Kensington, Lambeth, and Limehouse, had appointed three Inspectors each. St. Pancras headed the list with four, but its population was close upon 200,000 living in close upon 22,000 houses.

How could it be expected that one Inspector could within a year possibly inspect even one tithe of the places which it was his duty to inspect apart altogether from other duties he ought to perform? The Vestries and District Boards had the facts constantly before their eyes (in the returns of work made to them by the Medical Officer of Health)—the numerous insanitary houses unfit for human habitation, the overcrowding, the terrible amount of sickness and misery, and they could calculate from the one man’s work, the number of houses in the parish which were in a condition dangerous to the health of their inmates, and to the public health generally. The salary of an Inspector was so paltry that they had no excuse on the ground of economy; and the conclusion is inevitable that either they did not care what the sanitary condition of the people was, or that “vested interests in filth and dirt” were so powerful on those bodies that filth and dirt must not be interfered with at the expense of “owners” upon whom the cost of improvement must fall.

And a grimmer light is thrown upon these figures by the following statement of the Medical Officer of Health for Lambeth made in 1889, but referring to 1869.

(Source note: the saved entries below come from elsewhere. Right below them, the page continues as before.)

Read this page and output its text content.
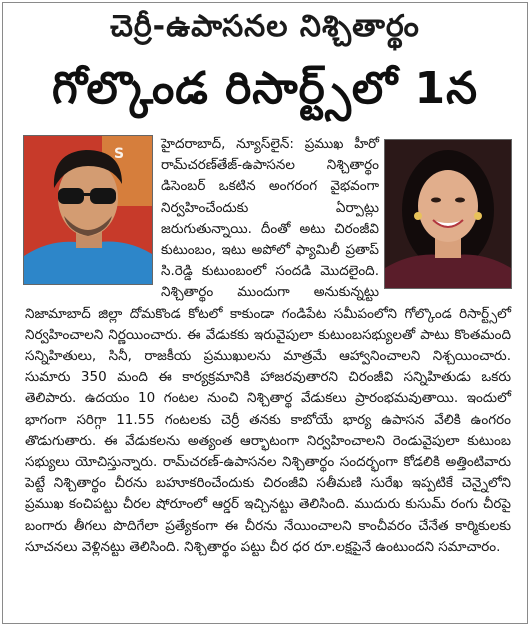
చెర్రీ-ఉపాసనల నిశ్చితార్థం
గోల్కొండ రిసార్ట్స్‌లో 1న
S
హైదరాబాద్, న్యూస్‌లైన్: ప్రముఖ హీరో రామ్‌చరణ్‌తేజ్-ఉపాసనల నిశ్చితార్థం డిసెంబర్ ఒకటిన అంగరంగ వైభవంగా నిర్వహించేందుకు ఏర్పాట్లు జరుగుతున్నాయి. దీంతో అటు చిరంజీవి కుటుంబం, ఇటు అపోలో ఫ్యామిలీ ప్రతాప్ సి.రెడ్డి కుటుంబంలో సందడి మొదలైంది. నిశ్చితార్థం ముందుగా అనుకున్నట్టు నిజామాబాద్ జిల్లా దోమకొండ కోటలో కాకుండా గండిపేట సమీపంలోని గోల్కొండ రిసార్ట్స్‌లో నిర్వహించాలని నిర్ణయించారు. ఈ వేడుకకు ఇరువైపులా కుటుంబసభ్యులతో పాటు కొంతమంది సన్నిహితులు, సినీ, రాజకీయ ప్రముఖులను మాత్రమే ఆహ్వానించాలని నిశ్చయించారు. సుమారు 350 మంది ఈ కార్యక్రమానికి హాజరవుతారని చిరంజీవి సన్నిహితుడు ఒకరు తెలిపారు. ఉదయం 10 గంటల నుంచి నిశ్చితార్థ వేడుకలు ప్రారంభమవుతాయి. ఇందులో భాగంగా సరిగ్గా 11.55 గంటలకు చెర్రీ తనకు కాబోయే భార్య ఉపాసన వేలికి ఉంగరం తొడుగుతారు. ఈ వేడుకలను అత్యంత ఆర్భాటంగా నిర్వహించాలని రెండువైపులా కుటుంబ సభ్యులు యోచిస్తున్నారు. రామ్‌చరణ్-ఉపాసనల నిశ్చితార్థం సందర్భంగా కోడలికి అత్తింటివారు పెట్టే నిశ్చితార్థం చీరను బహూకరించేందుకు చిరంజీవి సతీమణి సురేఖ ఇప్పటికే చెన్నైలోని ప్రముఖ కంచిపట్టు చీరల షోరూంలో ఆర్డర్ ఇచ్చినట్టు తెలిసింది. ముదురు కుసుమ్ రంగు చీరపై బంగారు తీగలు పొదిగేలా ప్రత్యేకంగా ఈ చీరను నేయించాలని కాంచీవరం చేనేత కార్మికులకు సూచనలు వెళ్లినట్టు తెలిసింది. నిశ్చితార్థం పట్టు చీర ధర రూ.లక్షపైనే ఉంటుందని సమాచారం.
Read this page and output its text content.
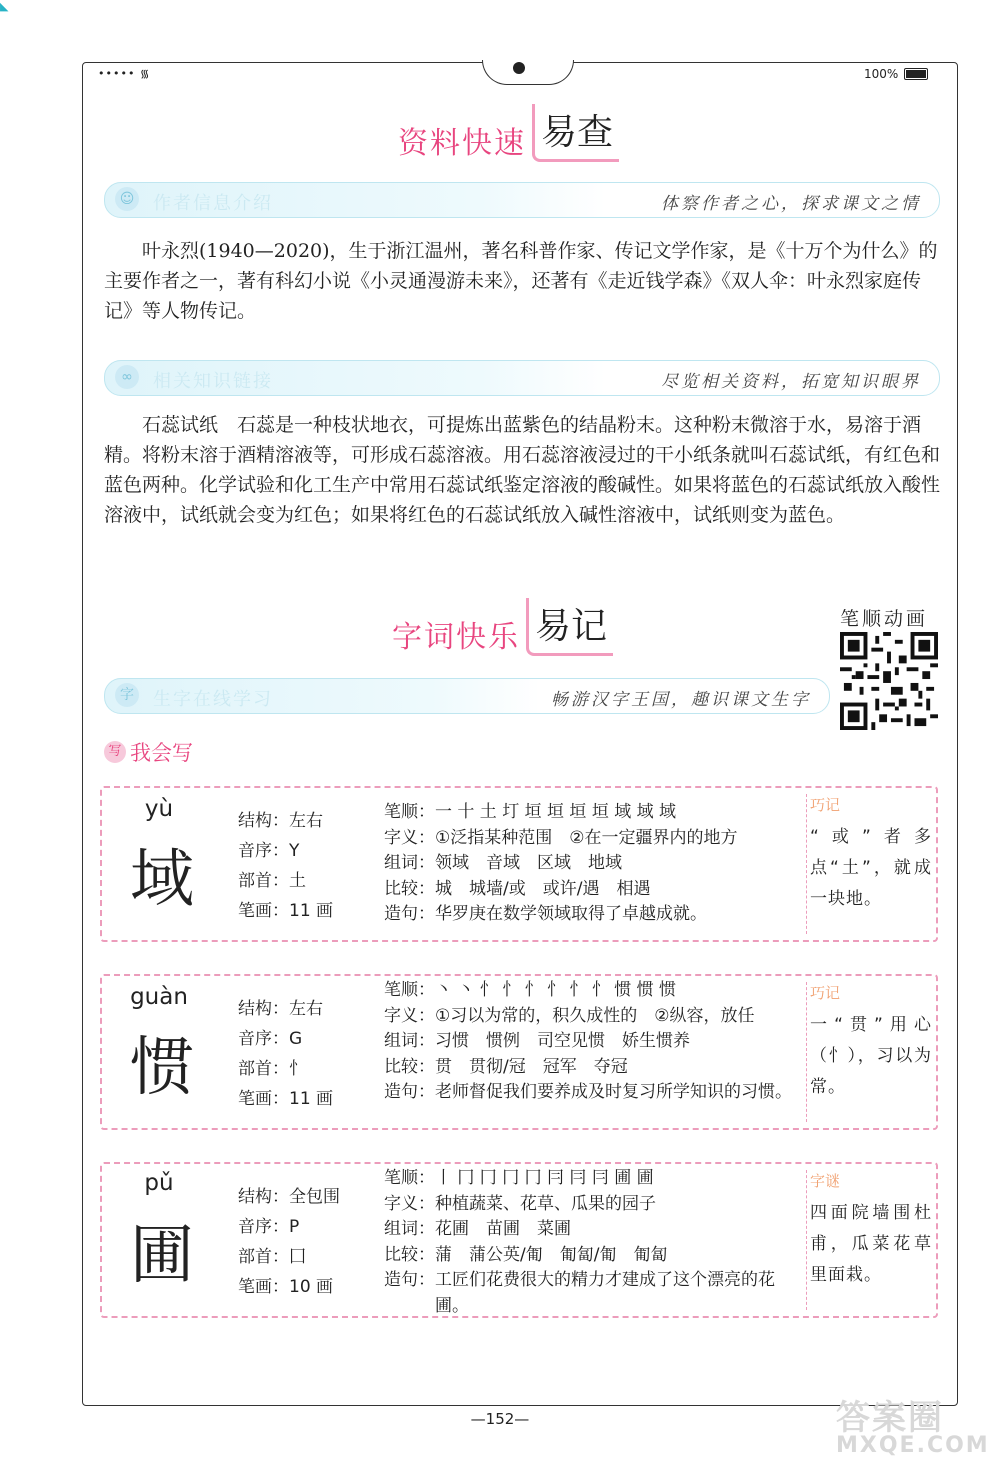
◣
••••• ᯾	100%
资料快速 易查
☺ 作者信息介绍	体察作者之心，探求课文之情
叶永烈(1940—2020)，生于浙江温州，著名科普作家、传记文学作家，是《十万个为什么》的主要作者之一，著有科幻小说《小灵通漫游未来》，还著有《走近钱学森》《双人伞：叶永烈家庭传记》等人物传记。
∞	相关知识链接	尽览相关资料，拓宽知识眼界
石蕊试纸　石蕊是一种枝状地衣，可提炼出蓝紫色的结晶粉末。这种粉末微溶于水，易溶于酒精。将粉末溶于酒精溶液等，可形成石蕊溶液。用石蕊溶液浸过的干小纸条就叫石蕊试纸，有红色和蓝色两种。化学试验和化工生产中常用石蕊试纸鉴定溶液的酸碱性。如果将蓝色的石蕊试纸放入酸性溶液中，试纸就会变为红色；如果将红色的石蕊试纸放入碱性溶液中，试纸则变为蓝色。
字词快乐 易记	笔顺动画
字 生字在线学习	畅游汉字王国，趣识课文生字
写 我会写
yù
域
结构：左右
音序：Y
部首：土
笔画：11 画
笔顺： 一 十 土 圢 垣 垣 垣 垣 域 域 域
字义： ①泛指某种范围　②在一定疆界内的地方
组词： 领域　音域　区域　地域
比较： 城　城墙/或　或许/遇　相遇
造句： 华罗庚在数学领域取得了卓越成就。
巧记
“或”者多点“土”，就成一块地。
guàn
惯
结构：左右
音序：G
部首：忄
笔画：11 画
笔顺： 丶 丶 忄 忄 忄 忄 忄 忄 惯 惯 惯
字义： ①习以为常的，积久成性的　②纵容，放任
组词： 习惯　惯例　司空见惯　娇生惯养
比较： 贯　贯彻/冠　冠军　夺冠
造句： 老师督促我们要养成及时复习所学知识的习惯。
巧记
一“贯”用心（忄），习以为常。
pǔ
圃
结构：全包围
音序：P
部首：囗
笔画：10 画
笔顺： 丨 冂 冂 冂 冂 冃 冃 冃 圃 圃
字义： 种植蔬菜、花草、瓜果的园子
组词： 花圃　苗圃　菜圃
比较： 蒲　蒲公英/匍　匍匐/匍　匍匐
造句： 工匠们花费很大的精力才建成了这个漂亮的花圃。
字谜
四面院墙围杜甫，瓜菜花草里面栽。
—152—	答案圈
MXQE.COM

“The Sanitary Inspector of twenty years ago (that is to say of 1869) was an unskilled workman, holding that which might almost be regarded as a sinecure office; an official recruited into the services of the Vestry from the rank of ex-sailors, ex-policemen, or army pensioners. A knowledge upon sanitary matters acquired from a course of technical training was not expected from him.”

The treatment meted out to some of the Medical Officers of Health also showed the hostility of the Vestries to action. Numerous are the passages in their reports complaining of their recommendations being ignored. These officers were miserably paid, allowing even for their being able to take private practice. The Medical Officer of Health for Lambeth was stated to have been the worst paid—receiving only £200 a year for the performance of duties attaching to an area of 4,000 acres with 23,000 inhabited houses upon it, inhabited by 162,000 persons.

Dr. W. Farr (of the Registrar General’s Office) said:—

“I believe that in certain districts in London the Medical Officer of Health is under all sorts of restraints. If he is active, they look upon him with disfavour, and he is in great danger of dismissal.”[104]

The Vestry of St. James’, Westminster (1866), checked the zeal of their Medical Officer, Dr. Lankester, whose salary was £200 a year, by reducing it to £150 after a year or two when they found he was very earnest in his work.

Dr. Rendell, the Medical Officer of Health for St. George-the-Martyr, Southwark, resigned “in disgust that he was not allowed to carry out the duties of his office.”